Thursday, June 02, 2016

The inconsistency of the Left - featured comment

From Jim Rose:

"One of the oddities of the 21st-century left is if you are gay, your life is incomplete unless you can marry and have children. If you suggest others, in particular parents, have an incomplete life if they do not marry, you are some sort of throwback."
I did not oppose same-sex marriage. I think marriage is a great institution. But it is odd how hard the left fought for gay inclusion and yet, when you put up data that shows de facto relationships are far less stable than marriages and therefore contribute more to child poverty, their defence of cohabiting as equal to marriage is strident.

4 comments:

Anonymous said...

Another left meme that I thought was interesting today was the suicide research which totally failed to even mention the role of unstable family life (whether that of the parents or of the young person themselves) was found to play in the rise of youth suicide in the 1990s.
http://bwb.co.nz/books/sorrows-of-a-century

You would have thought at very least the coincidence of highly unstable family lives for young Maori and their high suicide rate would have rated a mentioned. But no - it doesn't fit the meme that it is all about deprivation!

Anonymous said...

Looking back at the gay attitude to marriage over the years one could argue that the gay activist desire was to undermine marriage (which is why I was sceptical about the pleading for gay marriage) and eventually the family unit as it then was. There were plenty of quotes from the 70's floating about when gay marriage was mooted. On that basis the "left" are being consistent as the end justifies the means.

3:16

Brendan McNeill said...

Gay Marriage was never about marriage in any meaningful sense, but about the normalisation of homosexuality.

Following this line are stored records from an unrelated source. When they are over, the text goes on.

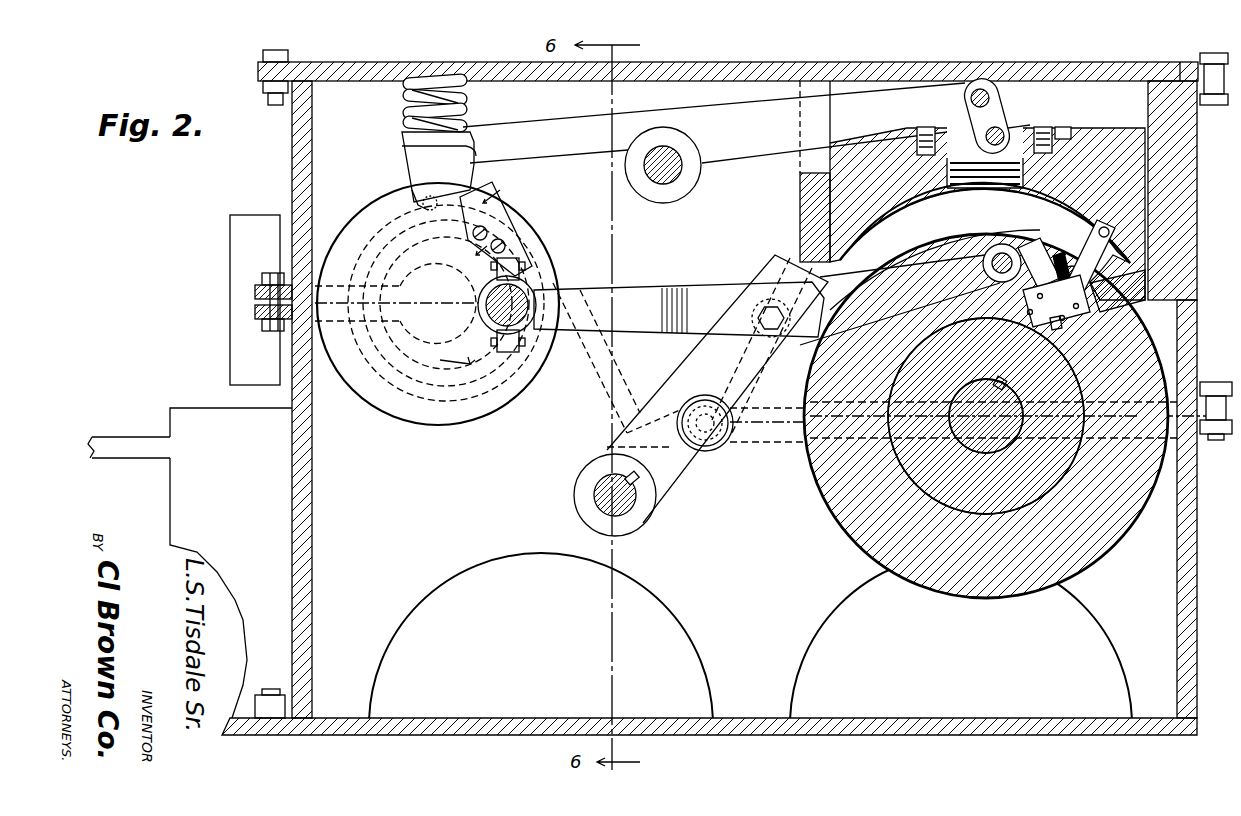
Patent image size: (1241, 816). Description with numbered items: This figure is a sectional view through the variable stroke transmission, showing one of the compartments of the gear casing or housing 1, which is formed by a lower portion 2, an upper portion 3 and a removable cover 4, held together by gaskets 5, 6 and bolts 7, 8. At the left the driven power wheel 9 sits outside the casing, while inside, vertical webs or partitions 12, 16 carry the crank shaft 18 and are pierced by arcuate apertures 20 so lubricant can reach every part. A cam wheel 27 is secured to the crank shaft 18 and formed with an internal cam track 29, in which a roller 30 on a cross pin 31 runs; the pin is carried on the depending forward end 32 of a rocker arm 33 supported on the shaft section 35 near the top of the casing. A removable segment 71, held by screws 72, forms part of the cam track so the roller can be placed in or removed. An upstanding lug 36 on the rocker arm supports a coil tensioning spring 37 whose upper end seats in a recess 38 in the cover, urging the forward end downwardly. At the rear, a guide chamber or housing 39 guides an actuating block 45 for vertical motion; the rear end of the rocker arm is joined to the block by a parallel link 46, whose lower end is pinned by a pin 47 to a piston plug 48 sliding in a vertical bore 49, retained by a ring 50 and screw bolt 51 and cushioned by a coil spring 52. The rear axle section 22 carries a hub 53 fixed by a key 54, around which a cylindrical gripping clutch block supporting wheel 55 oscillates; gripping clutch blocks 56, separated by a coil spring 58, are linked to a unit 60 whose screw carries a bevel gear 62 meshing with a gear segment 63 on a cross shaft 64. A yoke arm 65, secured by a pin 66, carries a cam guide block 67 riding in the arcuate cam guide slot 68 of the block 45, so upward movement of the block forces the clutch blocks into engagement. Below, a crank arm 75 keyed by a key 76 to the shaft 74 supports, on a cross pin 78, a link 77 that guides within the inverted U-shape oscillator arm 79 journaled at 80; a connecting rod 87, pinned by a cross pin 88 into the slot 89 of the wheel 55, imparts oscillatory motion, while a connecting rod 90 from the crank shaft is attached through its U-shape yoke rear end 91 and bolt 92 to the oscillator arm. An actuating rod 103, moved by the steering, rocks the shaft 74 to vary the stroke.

The gear casing or housing 1 is at (1204, 180).
The lower portion 2 is at (1190, 525).
The upper portion 3 is at (1180, 268).
The removable cover 4 is at (1040, 64).
The gasket 5 is at (1212, 382).
The gasket 6 is at (1182, 68).
The bolt 7 is at (1212, 436).
The bolt 8 is at (1212, 58).
The driven power wheel 9 is at (230, 258).
The web or partition 12 is at (670, 470).
The web or partition 16 is at (490, 200).
The crank shaft 18 is at (540, 290).
The arcuate aperture 20 is at (795, 666).
The rear axle section 22 is at (990, 442).
The cam wheel 27 is at (394, 410).
The internal cam track 29 is at (488, 400).
The roller 30 is at (437, 202).
The cross pin 31 is at (420, 208).
The depending forward end 32 is at (404, 160).
The rocker arm 33 is at (628, 160).
The shaft section 35 is at (680, 178).
The upstanding lug 36 is at (468, 121).
The coil tensioning spring 37 is at (405, 104).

Today without any hint of irony we have the same people telling us that sexual orientation is fixed at birth (and is therefore not a choice) but gender is not fixed at birth, (and is therefore what ever I choose).




JC said...

"their defence of cohabiting as equal to marriage is strident."

Whether its homosexuality, obesity or other divergence there usually are a number of steps or stages to them.. like survive it, explain it, normalise it and protect it. The health profession can help you survive obesity, shrinks can help us understand it, statistics can normalise it and then the victim/sufferer/advocate needs to defend both the condition and the gains that have been made for acceptance.

With homosexuality laws can be made to protect the gay, professionals can explain it and then the process of normalising it can be undertaken.

One strand of the condition is gay marriage.. it has to be normalised and suggestions to go and set up their own rules won't fly because that creates an *abnormal* or different situation.. the goal is to normalise it by having exactly (or as near as possible) the same ingredients as heterosexual marriage.. right down to the actual words.

Having achieved that you have to defend the whole structure. Only a few gays actually marry and most co-habit. So when co-habituation is shown to be a poor substitute for child rearing it is in fact attacking one of the main planks of modern homosexuality.. its hard won basic right to legitimacy which includes co-habituation. Suddenly its not about marriage and kids but about legitimacy and lifestyle.. gay marriage is a nice to have but cohabitation is the norm that must be defended.

In trying to normalise homosexuality and gay marriage you create a contradiction and a threat to co-habituation and so there will be a strong defense of... what?.. gay marriage, child rearing, co-habituation or overall legitimacy of homosexuality?

There'll be more heat than light on this one.